Metadata-Version: 2.4
Name: cosg
Version: 1.0.4
Summary: Accurate and fast cell marker gene identification with COSG
Project-URL: Documentation, https://genecell.github.io/COSG
Project-URL: Source, https://github.com/genecell/COSG
Project-URL: Homepage, https://genecell.github.io/COSG
Author-email: Min Dai <dai@broadinstitute.org>
Maintainer-email: Min Dai <dai@broadinstitute.org>
License: BSD-3-Clause
License-File: LICENSE
Classifier: Development Status :: 3 - Alpha
Classifier: Environment :: Console
Classifier: Framework :: Jupyter
Classifier: Intended Audience :: Developers
Classifier: Intended Audience :: Science/Research
Classifier: Natural Language :: English
Classifier: Operating System :: MacOS :: MacOS X
Classifier: Operating System :: Microsoft :: Windows
Classifier: Operating System :: POSIX :: Linux
Classifier: Programming Language :: Python :: 3
Classifier: Programming Language :: Python :: 3.6
Classifier: Programming Language :: Python :: 3.7
Classifier: Programming Language :: Python :: 3.8
Classifier: Programming Language :: Python :: 3.9
Classifier: Programming Language :: Python :: 3.10
Classifier: Programming Language :: Python :: 3.11
Classifier: Programming Language :: Python :: 3.12
Classifier: Topic :: Scientific/Engineering :: Bio-Informatics
Classifier: Topic :: Scientific/Engineering :: Visualization
Requires-Python: >=3.6
Requires-Dist: anndata>=0.8
Requires-Dist: matplotlib>=3.5.2
Requires-Dist: networkx>=2.8.8
Requires-Dist: numpy>=1.17.0
Requires-Dist: pandas>=0.21
Requires-Dist: scanpy>=1.6.0
Requires-Dist: scikit-learn>=0.21.2
Requires-Dist: scipy>=1.4
Requires-Dist: typing-extensions
Provides-Extra: dev
Requires-Dist: pre-commit; extra == 'dev'
Description-Content-Type: text/x-rst

|Stars| |PyPI| |Bioconda| |Docs| |Total downloads| |Monthly downloads|

.. |Stars| image:: https://img.shields.io/github/stars/genecell/COSG?logo=GitHub&color=yellow
   :target: https://github.com/genecell/COSG/stargazers
.. |PyPI| image:: https://img.shields.io/pypi/v/cosg?logo=PyPI
   :target: https://pypi.org/project/cosg
.. |Bioconda| image:: https://img.shields.io/badge/install%20with-bioconda-brightgreen.svg?style=flat
   :target: http://bioconda.github.io/recipes/cosg/README.html
   :alt: install with bioconda
.. |Docs| image:: https://readthedocs.org/projects/cosg/badge/?version=latest
   :target: https://cosg.readthedocs.io
.. |Total downloads| image:: https://static.pepy.tech/personalized-badge/cosg?period=total&units=international_system&left_color=black&right_color=orange&left_text=downloads
   :target: https://pepy.tech/project/cosg
.. |Monthly downloads| image:: https://static.pepy.tech/personalized-badge/cosg?period=month&units=international_system&left_color=black&right_color=orange&left_text=downloads/month
   :target: https://pepy.tech/project/cosg

Accurate and fast cell marker gene identification with COSG
=============================================================

Overview
---------

COSG is a cosine similarity-based method for more accurate and scalable marker gene identification.

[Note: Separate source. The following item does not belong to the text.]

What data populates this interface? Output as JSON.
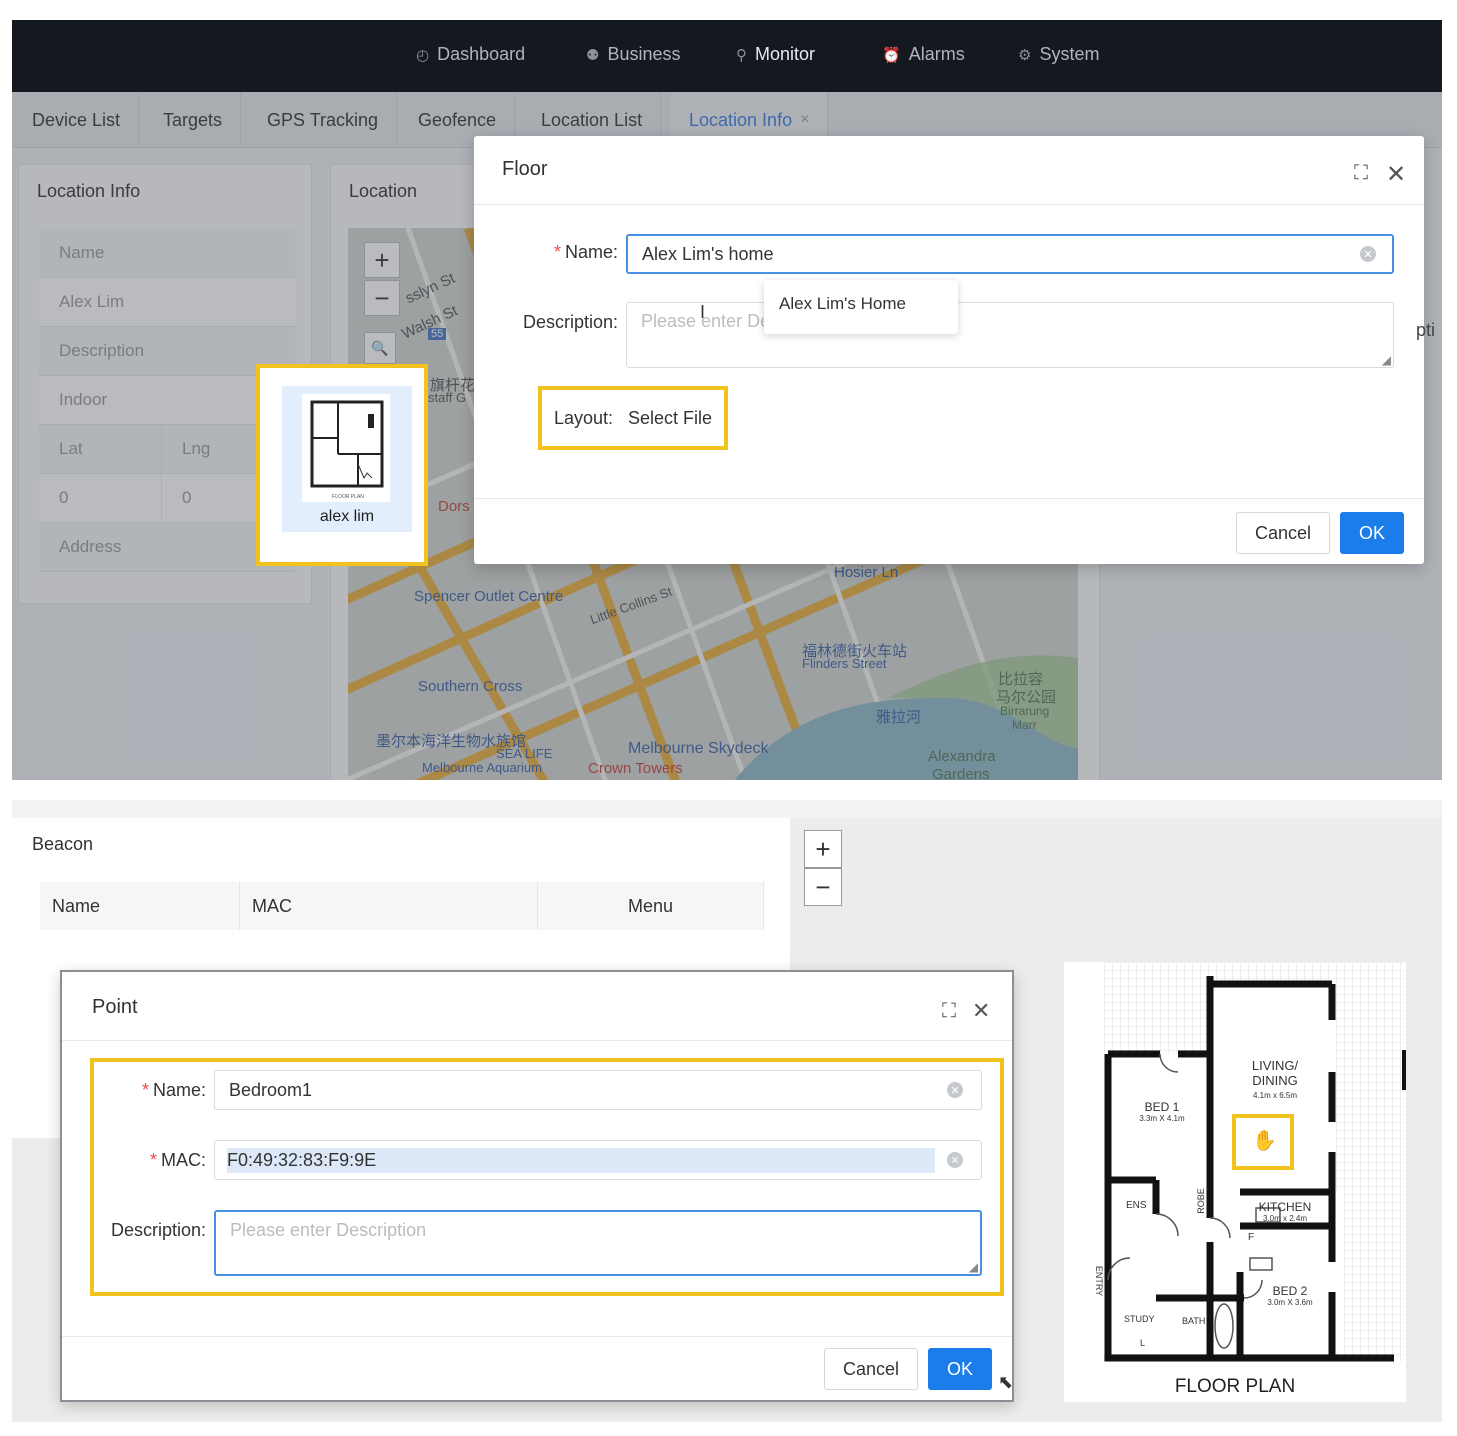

- COSG is a general method for cell marker gene identification across different data modalities, e.g., scRNA-seq, scATAC-seq, and spatially resolved transcriptome data.

- Marker genes or genomic regions identified by COSG are more indicative and with greater cell-type specificity.

- COSG is ultrafast for large-scale datasets and is capable of identifying marker genes for one million cells in less than two minutes.

The method and benchmarking results are described in `Dai et al. (2022)`_.

Additionally, the R version of COSG is available `here <https://github.com/genecell/COSGR>`_.

Note I: we released our Python toolkit, `PIASO <https://piaso.org>`_, in which some methods were built upon COSG.

Note II: we have also recently released `PIASOmarkerDB <https://piaso.org/piasomarkerdb>`_ for beta testing.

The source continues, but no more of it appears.